Part of a building structure is oscillating with approximately simple harmonic motion with a period of 10 s and amplitude 1 m.
a) calculate the maximum speed of the oscillation.
b) calculate the maximum acceleration of the oscillation.
Can you explain how to work these out please as I have no clue, the equations are confusing me.

Reply 1

TSR Jessica

19

Sorry you've not had any responses about this. :frown:

Are you sure you've posted in the right place? :smile:

Here's a link to our subject forum which should help get you more responses if you post there. :redface:

Just quoting in Fox Corner so she can move the thread if needed :wizard:

Spoiler

Reply 2

Fox Corner

21

popped this in the physics forum for you

Reply 3

Joinedup

20

The relevant equations appear in the formula book as

v_max=2πfA
a_max=(2πf)² A

A (capital) is the amplitude
f is the frequency of oscillation... which is 1/T (T is the period in seconds)

Original post by amy1999

Part of a building structure is oscillating with approximately simple harmonic motion with a period of 10 s and amplitude 1 m.
a) calculate the maximum speed of the oscillation.
b) calculate the maximum acceleration of the oscillation.
Can you explain how to work these out please as I have no clue, the equations are confusing me.

In simple harmonic motion, the acceleration is always directly proportional to displacement and has the following defining equation:

a = - \omega^2 x

----eqn(1)

where

a

is the acceleration,

x

is the displacement and

\omega

is the angular frequency , given by

\omega = 2 \pi f = \frac{2 \pi}{T}

.

From eqn(1), the maximum value of acceleration occurs at when the displacement is maximum - maximum displacement implies amplitude, A.
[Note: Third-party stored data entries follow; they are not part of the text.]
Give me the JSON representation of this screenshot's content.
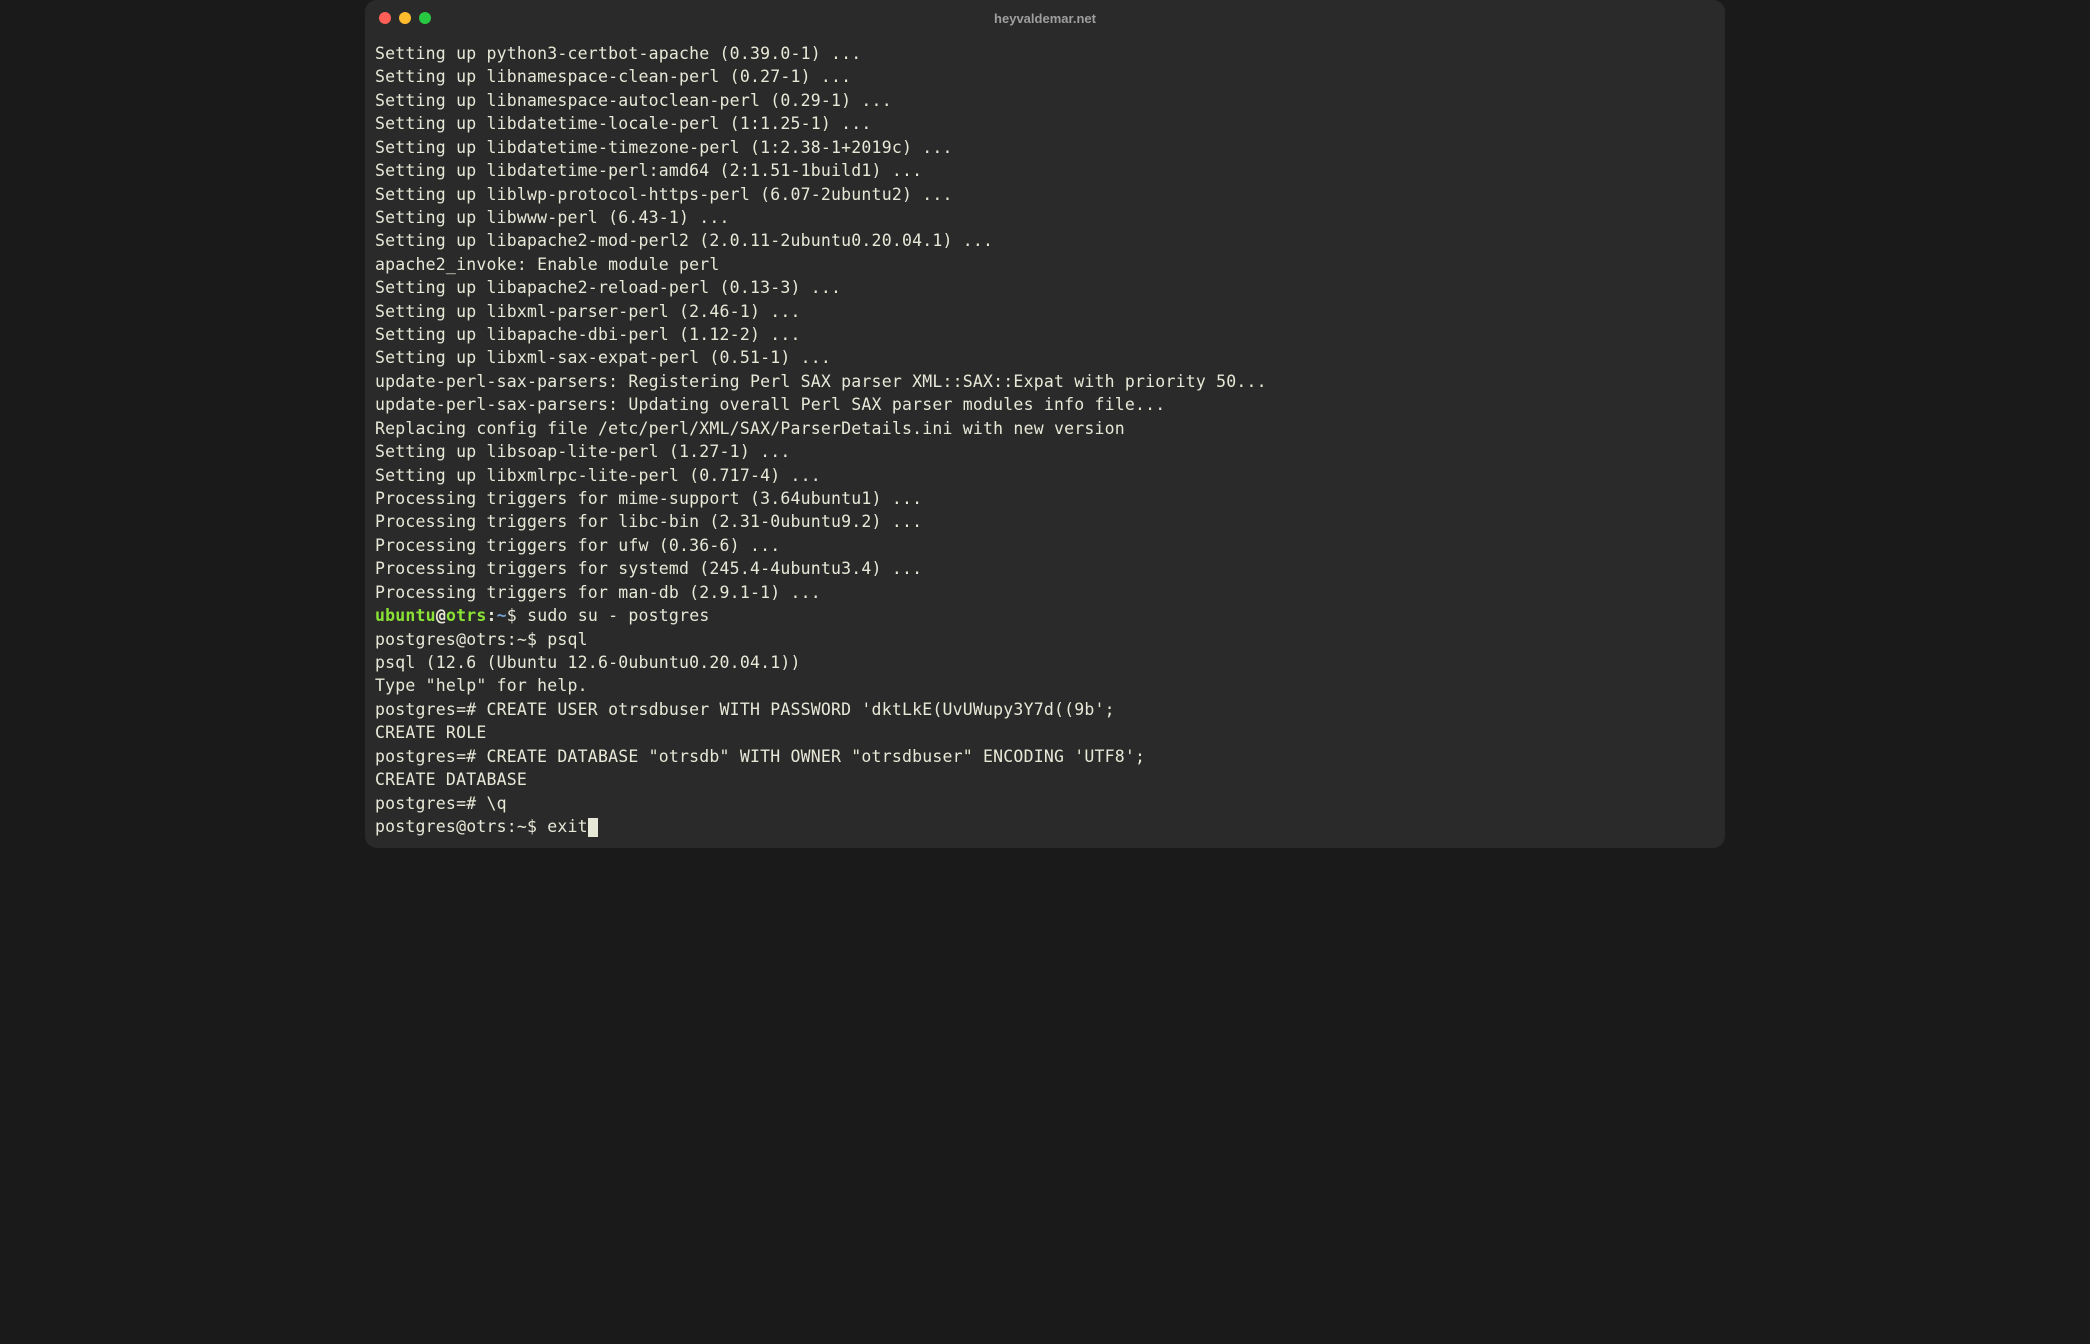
{
  "window": {
    "title": "heyvaldemar.net"
  },
  "output": {
    "lines": [
      "Setting up python3-certbot-apache (0.39.0-1) ...",
      "Setting up libnamespace-clean-perl (0.27-1) ...",
      "Setting up libnamespace-autoclean-perl (0.29-1) ...",
      "Setting up libdatetime-locale-perl (1:1.25-1) ...",
      "Setting up libdatetime-timezone-perl (1:2.38-1+2019c) ...",
      "Setting up libdatetime-perl:amd64 (2:1.51-1build1) ...",
      "Setting up liblwp-protocol-https-perl (6.07-2ubuntu2) ...",
      "Setting up libwww-perl (6.43-1) ...",
      "Setting up libapache2-mod-perl2 (2.0.11-2ubuntu0.20.04.1) ...",
      "apache2_invoke: Enable module perl",
      "Setting up libapache2-reload-perl (0.13-3) ...",
      "Setting up libxml-parser-perl (2.46-1) ...",
      "Setting up libapache-dbi-perl (1.12-2) ...",
      "Setting up libxml-sax-expat-perl (0.51-1) ...",
      "update-perl-sax-parsers: Registering Perl SAX parser XML::SAX::Expat with priority 50...",
      "update-perl-sax-parsers: Updating overall Perl SAX parser modules info file...",
      "Replacing config file /etc/perl/XML/SAX/ParserDetails.ini with new version",
      "Setting up libsoap-lite-perl (1.27-1) ...",
      "Setting up libxmlrpc-lite-perl (0.717-4) ...",
      "Processing triggers for mime-support (3.64ubuntu1) ...",
      "Processing triggers for libc-bin (2.31-0ubuntu9.2) ...",
      "Processing triggers for ufw (0.36-6) ...",
      "Processing triggers for systemd (245.4-4ubuntu3.4) ...",
      "Processing triggers for man-db (2.9.1-1) ..."
    ]
  },
  "prompt1": {
    "user": "ubuntu",
    "host": "otrs",
    "path": "~",
    "symbol": "$",
    "command": "sudo su - postgres"
  },
  "psql": {
    "line1": "postgres@otrs:~$ psql",
    "line2": "psql (12.6 (Ubuntu 12.6-0ubuntu0.20.04.1))",
    "line3": "Type \"help\" for help.",
    "blank": "",
    "create_user": "postgres=# CREATE USER otrsdbuser WITH PASSWORD 'dktLkE(UvUWupy3Y7d((9b';",
    "create_role": "CREATE ROLE",
    "create_db": "postgres=# CREATE DATABASE \"otrsdb\" WITH OWNER \"otrsdbuser\" ENCODING 'UTF8';",
    "create_database": "CREATE DATABASE",
    "quit": "postgres=# \\q",
    "exit_prompt": "postgres@otrs:~$ ",
    "exit_cmd": "exit"
  }
}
So the maximum acceleration is

a = \omega^2 A = (2 \pi f)^2 A

----given by Joinedup

The displacement of simple harmonic motion can be described by a sinusoidal function

x = A \cos( \omega t)

----eqn(2)

If equation (2) is differentiated with respect to time t, we obtain the "velocity"

v = -\omega A\sin( \omega t)

----eqn(3)

The maximum speed would occur when

\sin( \omega t) = \pm 1

, so we have

v = \omega A = (2 \pi f)A

----given by Joinedup

Reply 5

swinroy

12

Original post by amy1999

Part of a building structure is oscillating with approximately simple harmonic motion with a period of 10 s and amplitude 1 m.
a) calculate the maximum speed of the oscillation.
b) calculate the maximum acceleration of the oscillation.
Can you explain how to work these out please as I have no clue, the equations are confusing me.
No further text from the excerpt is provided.